Being aware about the homeostatic mechanisms of the individuals and of the planet will cause one to feel as pulsating in the rythm of the Mother Earth.  Indeed certain environments help man to keep its cellular oscillations.  For example, patients submitted to surgery experience considerable stress.  Data of recovery for pairs of patients with the same surgery, sex, weight, age, tobacco use and previous hospitalization booked in identic rooms with exception of the view through the window were compared.  A member of each pair looked into a grove, while the other looked to a wall of brown bricks.  Individuals with view for trees recovered sooner and left the hospital earlier.  The wall patients received more analgesics, narcotics while the tree patients needed only aspirin.  Sure this awareness shall trigger off a love for the region.  Instead of thinking globally , act locally, we might also say "dwell regionally", for then our actions consciously ressonate on every other level in a way appropriate to it.(David Closkey 1995).
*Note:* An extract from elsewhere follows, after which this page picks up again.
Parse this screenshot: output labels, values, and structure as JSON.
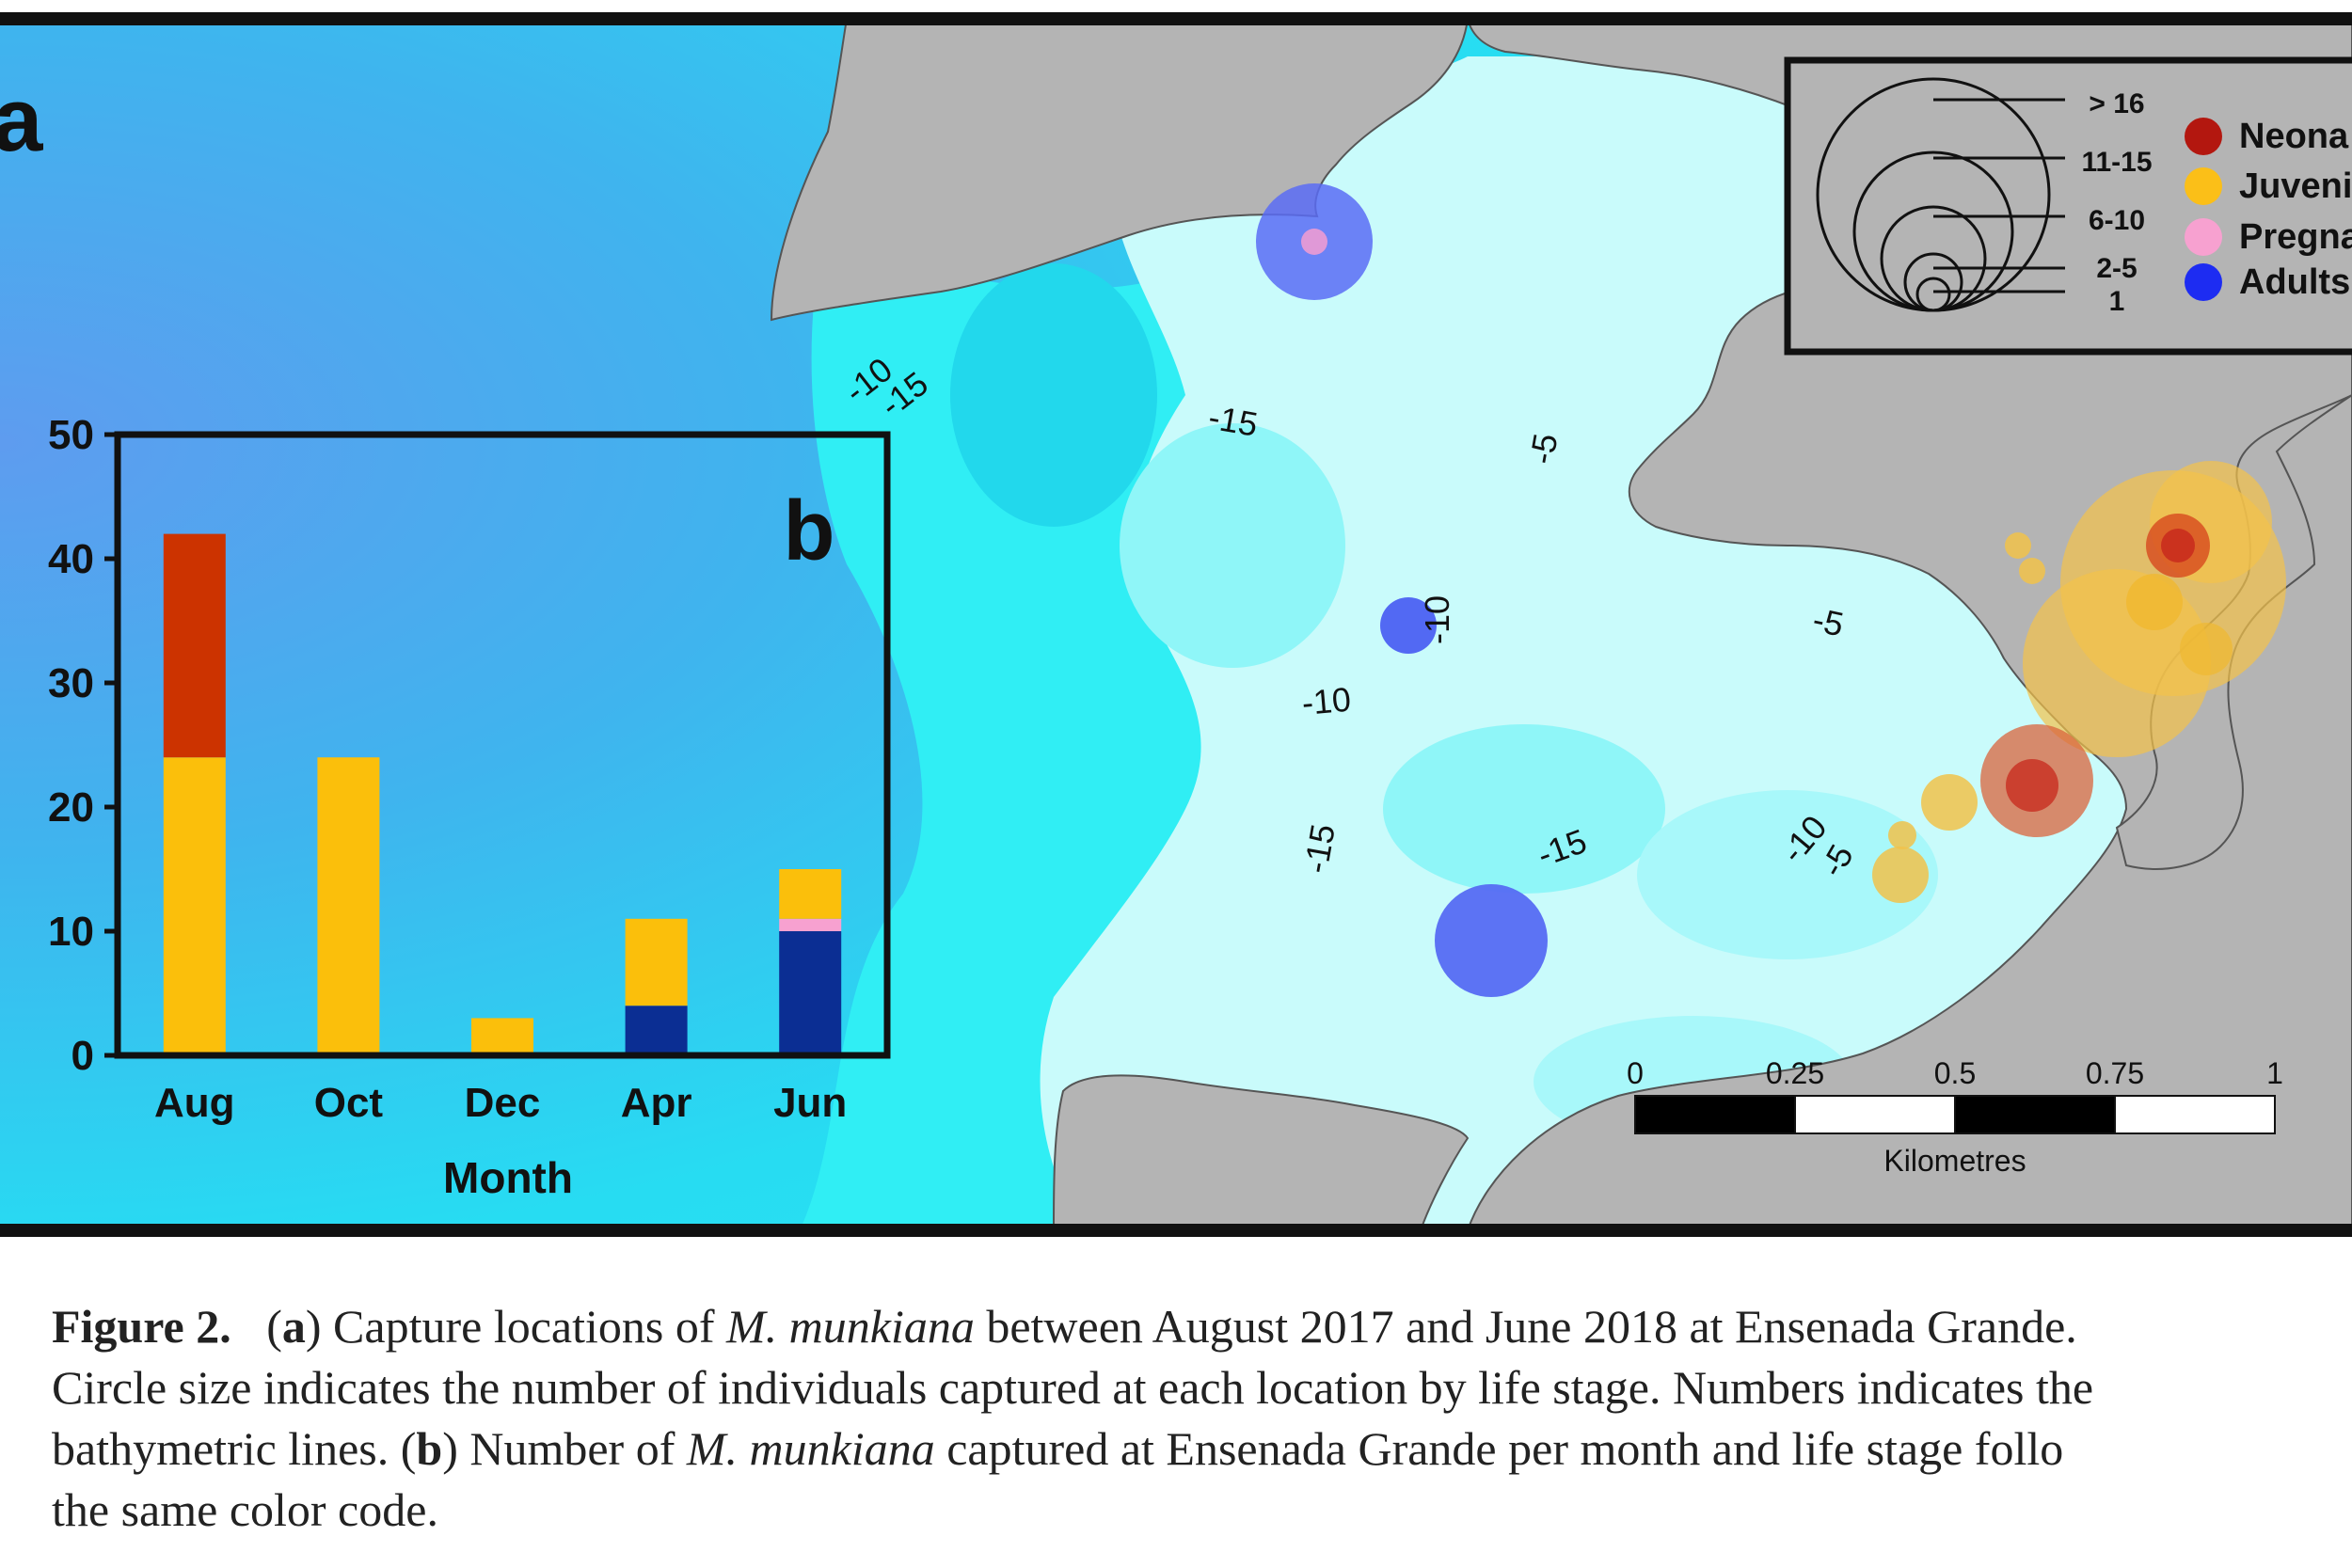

At the end of the 20th century, the world faces three major interlinked crises: a crisis in the relationship between humans and their environment; a crisis in the relationship between human themselves and a crisis in the relationship between societies. These crises are rooted in modern Western thought which has turned the market and science into ends in themselves to which everyone if required to submit regardless of the consequences (Pierre Calame 1996).

We do hope more awareness about the homeostatic mechanisms of the planet and of the human beings will improve human cognitive capacities and enable mankind to overcome the actual crisis.